From our perspective, we obviously have our master plan. We have developed that and updated it, in conjunction with the Department of Transport. In some respects, we have gone ahead of the national policy in that we are assuming national policy will catch up. By the time we get to a formal planning application with An Bord Pleanála, it will be early 2025. We can do a lot of the preplanning work now on the assumption that national policy catches up. In parallel, we are engaging, via the Department of Transport, with the other Departments. There is also a new grouping called the Shannon Estuary economic task force out there, which is going to be launched shortly. Again, it has highlighted the offshore renewable opportunity, and that is looking at co-ordinating this approach across the State sector. That co-ordination is absolutely required, and while we are talking about ports, the other big enabling infrastructure here is offshore grid infrastructure. As all the pieces need to fit into place, there has to be a high level of co-ordination.

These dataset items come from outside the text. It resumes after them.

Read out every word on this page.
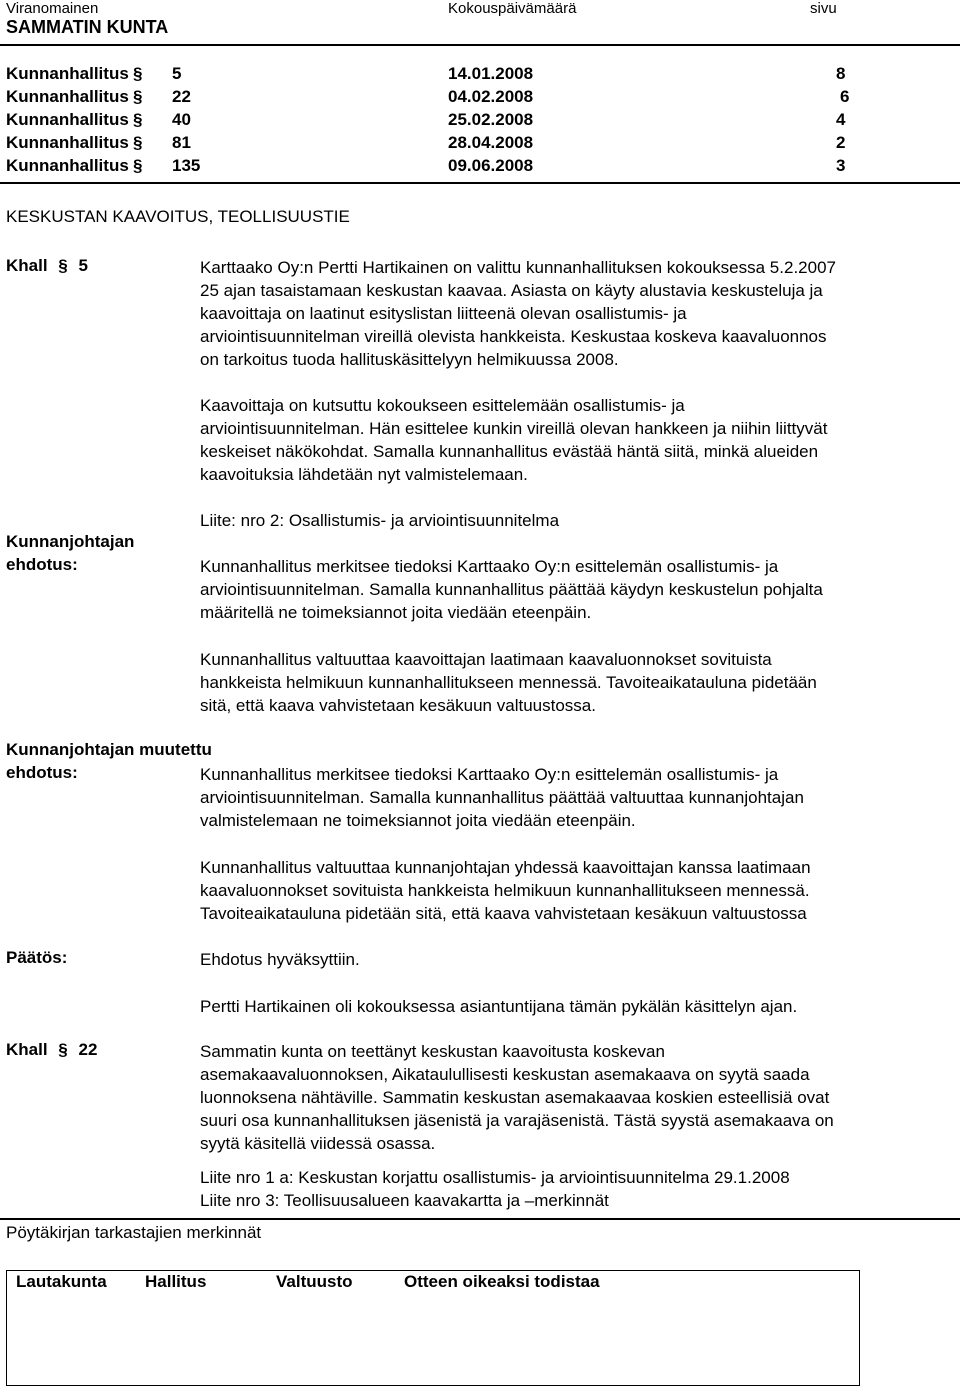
Viranomainen	Kokouspäivämäärä	sivu
SAMMATIN KUNTA
Kunnanhallitus § 5	14.01.2008	8
Kunnanhallitus § 22	04.02.2008	6
Kunnanhallitus § 40	25.02.2008	4
Kunnanhallitus § 81	28.04.2008	2
Kunnanhallitus § 135	09.06.2008	3
KESKUSTAN KAAVOITUS, TEOLLISUUSTIE
Khall § 5	Karttaako Oy:n Pertti Hartikainen on valittu kunnanhallituksen kokouksessa 5.2.2007
25 ajan tasaistamaan keskustan kaavaa. Asiasta on käyty alustavia keskusteluja ja
kaavoittaja on laatinut esityslistan liitteenä olevan osallistumis- ja
arviointisuunnitelman vireillä olevista hankkeista. Keskustaa koskeva kaavaluonnos
on tarkoitus tuoda hallituskäsittelyyn helmikuussa 2008.
Kaavoittaja on kutsuttu kokoukseen esittelemään osallistumis- ja
arviointisuunnitelman. Hän esittelee kunkin vireillä olevan hankkeen ja niihin liittyvät
keskeiset näkökohdat. Samalla kunnanhallitus evästää häntä siitä, minkä alueiden
kaavoituksia lähdetään nyt valmistelemaan.
Liite: nro 2: Osallistumis- ja arviointisuunnitelma
Kunnanjohtajan
ehdotus:	Kunnanhallitus merkitsee tiedoksi Karttaako Oy:n esittelemän osallistumis- ja
arviointisuunnitelman. Samalla kunnanhallitus päättää käydyn keskustelun pohjalta
määritellä ne toimeksiannot joita viedään eteenpäin.
Kunnanhallitus valtuuttaa kaavoittajan laatimaan kaavaluonnokset sovituista
hankkeista helmikuun kunnanhallitukseen mennessä. Tavoiteaikatauluna pidetään
sitä, että kaava vahvistetaan kesäkuun valtuustossa.
Kunnanjohtajan muutettu
ehdotus:	Kunnanhallitus merkitsee tiedoksi Karttaako Oy:n esittelemän osallistumis- ja
arviointisuunnitelman. Samalla kunnanhallitus päättää valtuuttaa kunnanjohtajan
valmistelemaan ne toimeksiannot joita viedään eteenpäin.
Kunnanhallitus valtuuttaa kunnanjohtajan yhdessä kaavoittajan kanssa laatimaan
kaavaluonnokset sovituista hankkeista helmikuun kunnanhallitukseen mennessä.
Tavoiteaikatauluna pidetään sitä, että kaava vahvistetaan kesäkuun valtuustossa
Päätös:	Ehdotus hyväksyttiin.
Pertti Hartikainen oli kokouksessa asiantuntijana tämän pykälän käsittelyn ajan.
Khall § 22	Sammatin kunta on teettänyt keskustan kaavoitusta koskevan
asemakaavaluonnoksen, Aikataulullisesti keskustan asemakaava on syytä saada
luonnoksena nähtäville. Sammatin keskustan asemakaavaa koskien esteellisiä ovat
suuri osa kunnanhallituksen jäsenistä ja varajäsenistä. Tästä syystä asemakaava on
syytä käsitellä viidessä osassa.
Liite nro 1 a: Keskustan korjattu osallistumis- ja arviointisuunnitelma 29.1.2008
Liite nro 3: Teollisuusalueen kaavakartta ja –merkinnät
Pöytäkirjan tarkastajien merkinnät
Lautakunta Hallitus	Valtuusto	Otteen oikeaksi todistaa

There is a task force within the Department of the Environment, Climate and Communications and an interdepartmental task force co-ordinating as well. Underneath that sits the ports co-ordination group as well. From the outset, there is a kind of sequenced approach in which the focus appears to be on the fixed type initially before moving to floating. Our fear with that is that we are going to miss the boat and drop the ball in a competitive international environment, where countries get a step ahead. Given the resources that are required for this, and the fact that the scale of this is absolutely huge, capital resources are scarce and supply chain resources, as we have all seen, are even tighter. First mover advantage is important for this.